The Quora Question Pair Similarity Problem

A beginner’s journey through the various life cycles of a problem on Kaggle.

Published in

Towards Data Science

11 min readAug 31, 2021

This is my first case study, so you can expect a beginner-friendly data analysis and model building. I have used only the classical machine learning models for this problem. However, working on this case study was a great learning experience for me. And in this blog, I will try to share with you as much as possible.

In the blog, I will write only the summary. You can view the full notebook here and you can view the code on github.

And to all the experienced folks out there, I would love your feedback for future case studies. 🤝🤓

Introduction
Business Objectives and Constraints
Data Overview
Business Metrics
Basic EDA
Data Cleaning
Feature Extraction
EDA with Features
Featurization with SentenceBERT
i. EDA on new features related to SentenceBERT
Data Pre-processing
Training Models
i. Support Vector Classifier
ii. Random Forest
iii. XGBoost
iv. Another XGBoost 🏆
Final Thoughts
References

Introduction

Quora is a platform for Q&A, just like StackOverflow. But quora is more of a general-purpose Q&A platform that means there is not much code like in StackOverflow.

One of the many problems that quora face is the duplication of questions. Duplication of question ruins the experience for both the questioner and the answerer. Since the questioner is asking a duplicate question, we can just show him/her the answers to the previous question. And the answerer doesn’t have to repeat his/her answer for essentially the same questions.

For example, we have a question like “How can I be a good geologist?” and there are some answers to that question. Later someone else asks another question like “What should I do to be a great geologist?”.
We can see that both the questions are asking the same thing. Even though the wordings for the question are different, the intention of both questions is the same.
So the answers will be the same for both questions. That means we can just show the answers to the first question. That way the person who is asking the question will get the answers immediately and people who have answered already the first question don’t have to repeat themselves.

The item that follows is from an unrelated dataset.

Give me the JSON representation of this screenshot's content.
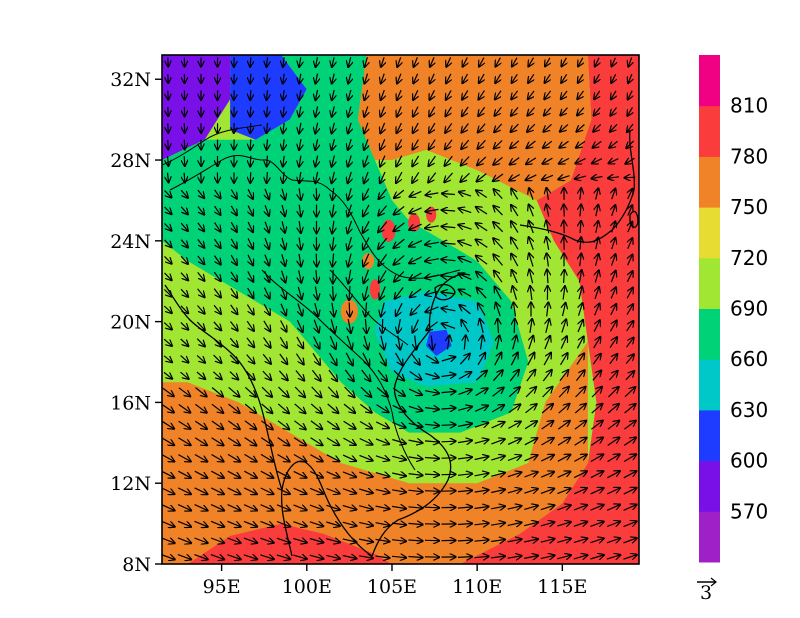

This problem is available on Kaggle as a competition. https://www.kaggle.com/c/quora-question-pairs

So given two questions, our main objective is to find whether they are similar. So let’s do some magic with ML. 🪄

Business Objectives and Constraints

There is no strict latency requirement.
We would like to have interpretability but it is not absolutely mandatory.
The cost of misclassification is medium.
Both classes (duplicate or not) are equally important.

Data Overview

Available Columns: id, qid1, qid2, question1, question2, is_duplicate
Class labels: 0, 1
Total training data / No. of rows: 404290
No. of columns: 6
is_duplicate is the dependent variable.
No. of non-duplicate data points is 255027
No. of duplicate data points is 149263

We have 404290 training data points. And only 36.92% are positive. That means it is an imbalanced dataset.

Business Metrics

It is a binary classification.

We need to minimize the log loss for this challenge.

Basic EDA

Test data don’t have question ids. So the independent variables are question1, question2 and the dependent variable is is_duplicate.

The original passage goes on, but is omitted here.